The panel also rejected Wilmington’s argument that the debtor’s interest in the property at the time of the petition was insufficient to trigger the automatic stay. Wilmington argued that because of the foreclosure sale, the debtor could not provide for the property in her chapter 13 plan. Wilmington cited Oregon v. Hurt (In re Hurt), 158 B.R. 154 (9th Cir. BAP 1993), where the panel found that despite the fact that the chapter 13 debtor retained an interest in her residence on the petition date, the pre-petition foreclosure sale extinguished her right to “cure and maintain,” under section 1322(b)(5).

The panel found that there were other possible ways the property could be treated in a confirmed plan and that the unavailability of the cure and maintain option did not automatically require the bankruptcy court to lift the stay.

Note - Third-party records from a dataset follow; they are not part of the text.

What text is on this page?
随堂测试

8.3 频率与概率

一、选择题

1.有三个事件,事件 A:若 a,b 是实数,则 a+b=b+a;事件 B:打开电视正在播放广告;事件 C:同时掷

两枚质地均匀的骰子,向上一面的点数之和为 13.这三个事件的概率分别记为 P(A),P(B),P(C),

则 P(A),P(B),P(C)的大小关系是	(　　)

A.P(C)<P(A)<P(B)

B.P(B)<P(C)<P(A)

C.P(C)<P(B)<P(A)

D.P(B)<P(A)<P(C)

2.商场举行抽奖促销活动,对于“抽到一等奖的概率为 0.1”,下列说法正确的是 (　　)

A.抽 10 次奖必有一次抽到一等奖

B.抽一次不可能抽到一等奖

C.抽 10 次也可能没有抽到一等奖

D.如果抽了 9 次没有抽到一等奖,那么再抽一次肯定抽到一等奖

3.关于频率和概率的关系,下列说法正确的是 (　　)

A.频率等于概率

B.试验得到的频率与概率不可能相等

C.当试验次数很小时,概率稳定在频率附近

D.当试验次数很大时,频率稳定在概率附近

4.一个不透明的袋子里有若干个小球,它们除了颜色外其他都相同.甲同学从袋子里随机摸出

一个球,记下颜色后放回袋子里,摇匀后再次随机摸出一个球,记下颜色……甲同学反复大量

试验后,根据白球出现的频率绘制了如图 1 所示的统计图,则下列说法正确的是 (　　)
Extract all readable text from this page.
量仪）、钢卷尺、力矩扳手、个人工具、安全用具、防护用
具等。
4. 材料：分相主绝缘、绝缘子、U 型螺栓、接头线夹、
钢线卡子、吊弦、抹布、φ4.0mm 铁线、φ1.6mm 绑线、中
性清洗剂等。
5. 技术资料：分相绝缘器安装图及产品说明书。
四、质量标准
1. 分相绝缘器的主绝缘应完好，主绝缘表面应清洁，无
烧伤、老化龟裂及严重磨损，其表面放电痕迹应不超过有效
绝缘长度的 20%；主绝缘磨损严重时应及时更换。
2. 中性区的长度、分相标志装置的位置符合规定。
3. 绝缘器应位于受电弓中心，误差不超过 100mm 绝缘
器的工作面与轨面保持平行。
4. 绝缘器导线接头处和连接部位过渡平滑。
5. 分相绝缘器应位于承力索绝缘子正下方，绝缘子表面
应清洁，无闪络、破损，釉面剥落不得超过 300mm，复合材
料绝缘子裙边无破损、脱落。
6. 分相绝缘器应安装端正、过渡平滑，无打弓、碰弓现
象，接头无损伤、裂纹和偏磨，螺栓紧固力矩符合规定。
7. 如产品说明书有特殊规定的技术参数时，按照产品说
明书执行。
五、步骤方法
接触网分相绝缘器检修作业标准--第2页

Wilmington argued that the bankruptcy court should have annulled the stay under the authority of Fjeldsted v. Lien (In re Fjeldsted), 293 B.R. 12, 21 (9th Cir. BAP 2003), which established a “balancing of the equities” test for retroactive lifting of the stay. The panel disagreed, finding that the bankruptcy court applied the legal standard set forth in Fjeldsted to the facts in a proper exercise of its discretion. Specifically, the bankruptcy court found that “(1) Ms. Fairbanks’ chapter 13 case was her first bankruptcy filing, (2) she had filed schedules and a plan to deal with the mortgage on the property, (3) she acted promptly once she learned of the foreclosure sale to obtain an attorney and proceed with the bankruptcy, showing no lack of good faith, (4) the foreclosure trustee knew of the bankruptcy filing but took actions to execute and deliver the trustee’s deed four days after receiving notice of the bankruptcy filing, (5) it is ‘relatively easy’ to rescind a foreclosure trustee’s deed and reconduct the sale, so the cost to the mortgage provider would likely be minimal, (6) Wilmington was adequately protected by the equity in the property, as the winning bid at the foreclosure sale exceeded the amount of the debt by $7,000 and the real estate market in the surrounding area was ‘very hot,’ and (7) Home Matters USA, ostensibly acting on Ms. Fairbanks’ behalf, had in fact exacerbated her problems. The court also contrasted the harm to the parties, noting that the third-party purchaser would receive his bid back from the foreclosure trustee or lender if the sale were rescinded, whereas annulment of the stay would cause the debtor to lose her home.”

The panel affirmed the order denying Wilmington’s motion to annul the automatic stay and retroactively validate the post-petition transfer of title.

The same was not true of the bankruptcy court’s exercise of discretion in its order denying Wilmington’s motion for prospective relief from stay to allow the trustee to redo the conveyance of the deed. Here the panel was “left with the definite and firm conviction that a mistake [had] been committed.” The panel found that the bankruptcy did not conduct a separate analysis of the question of prospective relief, but simply based its decision on the same reasoning as it used in addressing the retroactive relief motion. Here, again, the panel noted that the debtor did not have the option of cure and maintain to save her house. It found that the bankruptcy court should have considered whether there were other viable options, such as loan refinancing, by which the debtor could retain her property given the small amount of equity in the home and her poor track record on mortgage payments.

The panel vacated and remanded that portion of the bankruptcy court’s decision denying prospective relief from stay.